One New Zealand example based on mid-1800 narratives shows extensive exploration, expansion and settlement by the first Te Arawa voyaging individuals in Taitokerau, Northern New Zealand. Taitokerau narratives generally give limited attention to these kōrero and instead focus on other waka (Ngātokimatawhaorua, Mataatua, Mamari, Mamaru, Tinana and others depending on what area is being discussed). A new slant suggests a Te Arawa colonisation in Taitokerau as demonstrated through the many places visited and named by the first NZ-based Te Arawa tūpuna (ancestors).
More recent oral narratives concerning broader Pacific/international Polynesian expansion sheds exciting new light on entrepreneurship and the extent of voyaging beyond the Tahiti-NZ-Rarotonga-Rapanui-Hawaii nexus. An overview of narratives from Northern west coast USA as told to Paul in a recent research trip will be discussed.
The evidence discussed also provides a counterpoint to other types of analysis about early settlement and origins in NZ, which are archaeological and suggest Wairau Bar in southern North Island of NZ as a diffusion point to elsewhere in NZ.
Paul Tapsell(Te Arawa, Ngāti Raukawa)
Paul is chair of Māori Studies at the University of Otago. Of Te Arawa and Ngaāti Raukawa descent, he has a background in museums and cultural heritage. Having graduated from the University of Oxford with a D.Phil in Museum Ethnography, he has worked as curator of the Rotorua Museum and Director (Māori) at Auckland Museum. In the mid-1990s, he was instrumental in the return of Pukaki, an iconic and important taonga, to Rotorua from the Auckland Museum.
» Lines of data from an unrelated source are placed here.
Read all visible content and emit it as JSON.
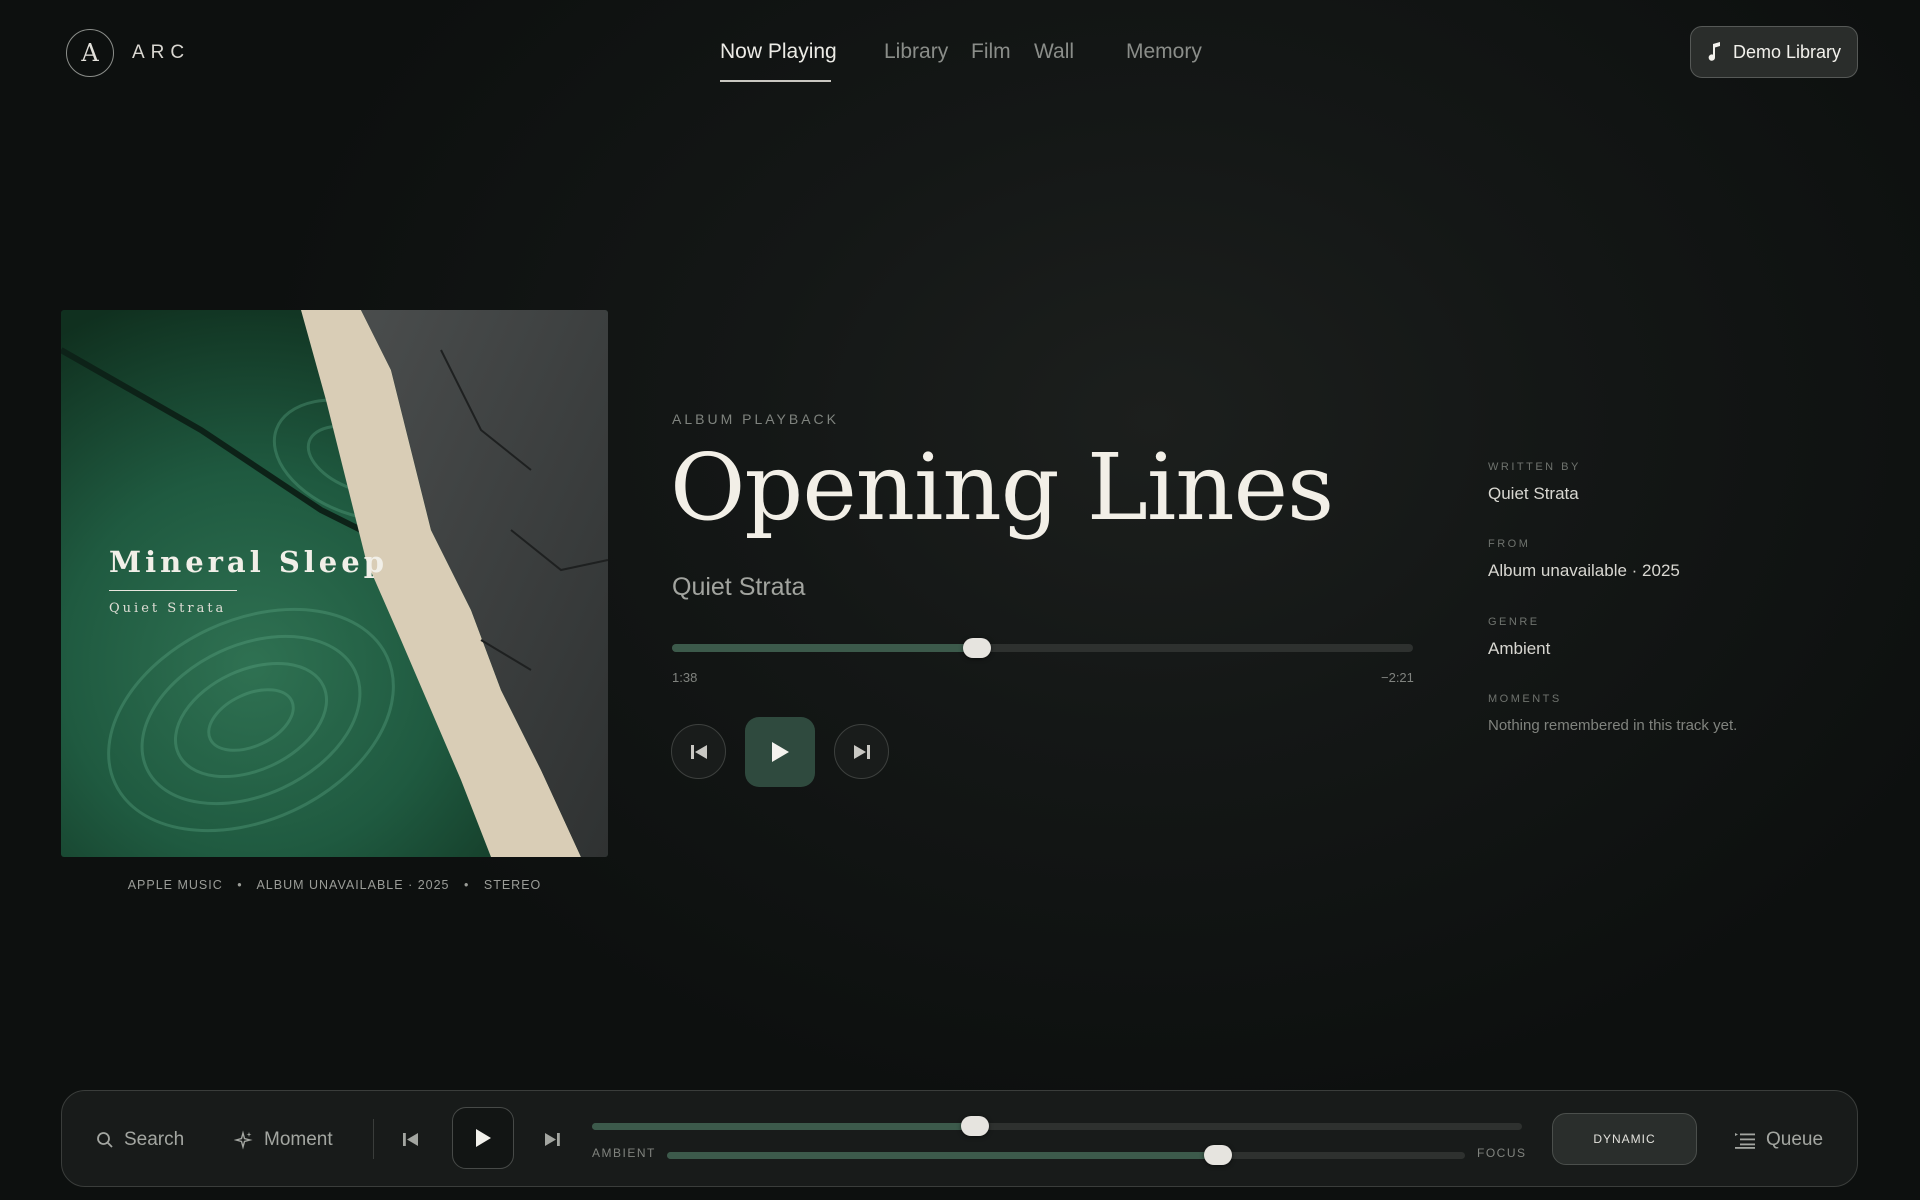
{
  "brand": {
    "mark": "A",
    "name": "ARC"
  },
  "nav": {
    "items": [
      {
        "label": "Now Playing",
        "active": true
      },
      {
        "label": "Library",
        "active": false
      },
      {
        "label": "Film",
        "active": false
      },
      {
        "label": "Wall",
        "active": false
      },
      {
        "label": "Memory",
        "active": false
      }
    ],
    "library_button": "Demo Library"
  },
  "album": {
    "title": "Mineral Sleep",
    "artist": "Quiet Strata",
    "meta": [
      "APPLE MUSIC",
      "ALBUM UNAVAILABLE · 2025",
      "STEREO"
    ],
    "meta_separator": "•"
  },
  "track": {
    "eyebrow": "ALBUM PLAYBACK",
    "title": "Opening Lines",
    "artist": "Quiet Strata",
    "elapsed": "1:38",
    "remaining": "−2:21",
    "progress_fraction": 0.412
  },
  "details": [
    {
      "label": "WRITTEN BY",
      "value": "Quiet Strata"
    },
    {
      "label": "FROM",
      "value": "Album unavailable · 2025"
    },
    {
      "label": "GENRE",
      "value": "Ambient"
    },
    {
      "label": "MOMENTS",
      "value": "Nothing remembered in this track yet."
    }
  ],
  "dock": {
    "search_label": "Search",
    "moment_label": "Moment",
    "playback_progress_fraction": 0.412,
    "mix_left_label": "AMBIENT",
    "mix_right_label": "FOCUS",
    "mix_fraction": 0.69,
    "mode_label": "DYNAMIC",
    "queue_label": "Queue"
  },
  "colors": {
    "accent": "#3c5a4b",
    "play_button": "#2f4a3e",
    "background": "#141716"
  }
}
Paul is published widely on Māori and indigenous topics and has spearheaded the Māori Maps project, which began as a pilot mapping all hapū marae in Taitokerau. He was co-principal investigator on FoRST (Te Wehi Nui/Māori Maps) and Marsden (entrepreneurial leadership) projects and the current Ngā Pae (‘Waka Wairua’) project, all of which are led out of the James Henare Centre.
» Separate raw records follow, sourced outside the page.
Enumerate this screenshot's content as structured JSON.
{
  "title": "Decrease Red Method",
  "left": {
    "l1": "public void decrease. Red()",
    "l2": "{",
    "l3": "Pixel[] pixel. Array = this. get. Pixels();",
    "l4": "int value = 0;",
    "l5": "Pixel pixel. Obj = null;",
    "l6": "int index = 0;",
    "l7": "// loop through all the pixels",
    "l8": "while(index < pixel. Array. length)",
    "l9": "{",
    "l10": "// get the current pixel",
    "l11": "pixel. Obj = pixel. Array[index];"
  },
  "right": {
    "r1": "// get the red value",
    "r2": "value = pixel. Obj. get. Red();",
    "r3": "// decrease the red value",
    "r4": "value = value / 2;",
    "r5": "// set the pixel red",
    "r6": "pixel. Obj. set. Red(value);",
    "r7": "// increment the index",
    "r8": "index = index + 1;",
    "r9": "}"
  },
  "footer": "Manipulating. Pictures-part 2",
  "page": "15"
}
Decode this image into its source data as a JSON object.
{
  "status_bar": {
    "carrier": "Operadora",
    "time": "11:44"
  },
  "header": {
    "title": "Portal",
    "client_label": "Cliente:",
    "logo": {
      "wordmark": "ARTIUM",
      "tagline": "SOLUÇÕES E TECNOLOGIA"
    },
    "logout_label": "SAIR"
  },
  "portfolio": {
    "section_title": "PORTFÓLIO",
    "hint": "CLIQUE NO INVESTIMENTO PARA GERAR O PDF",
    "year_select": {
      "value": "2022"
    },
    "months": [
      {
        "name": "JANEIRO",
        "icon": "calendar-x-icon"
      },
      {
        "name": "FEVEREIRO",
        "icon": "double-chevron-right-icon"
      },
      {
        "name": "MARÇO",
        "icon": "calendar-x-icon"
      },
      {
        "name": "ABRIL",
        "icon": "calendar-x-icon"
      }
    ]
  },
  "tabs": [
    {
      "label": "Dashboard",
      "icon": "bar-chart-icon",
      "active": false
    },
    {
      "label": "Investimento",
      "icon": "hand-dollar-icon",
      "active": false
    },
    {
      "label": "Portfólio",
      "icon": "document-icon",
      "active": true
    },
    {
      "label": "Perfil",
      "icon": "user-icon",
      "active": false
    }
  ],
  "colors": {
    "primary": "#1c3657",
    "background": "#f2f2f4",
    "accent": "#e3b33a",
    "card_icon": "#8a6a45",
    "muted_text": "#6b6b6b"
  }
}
Merata Kawharu(Te Taou, Ngaoho, Te Uringutu (Ngāti Whātua), Ngāti Rahiri, Ngāti Kawa (Ngāpuhi))
Merata Kawharu is the Director of Research at the James Henare Māori Research Centre. She has been involved in Māori and indigenous cultural and economic development, locally nationally and internationally (including as a consultant to the UN and to UNESCO). Merata has published widely on Māori development under Marsden grants, FoRST and other funding, and has worked with many hapū and iwi claimants on their Treaty claims, researching and writing in particular on customary histories and Te Tiriti. As a Rhodes Scholar Merata read Social Anthropology for her DPhil at Oxford University. In 2012 she was made a Member of the New Zealand Order of Merit for services to Māori Education. She is privileged to be working at the Centre where her father was the foundation director, and to work with hapū and marae of Taitokerau.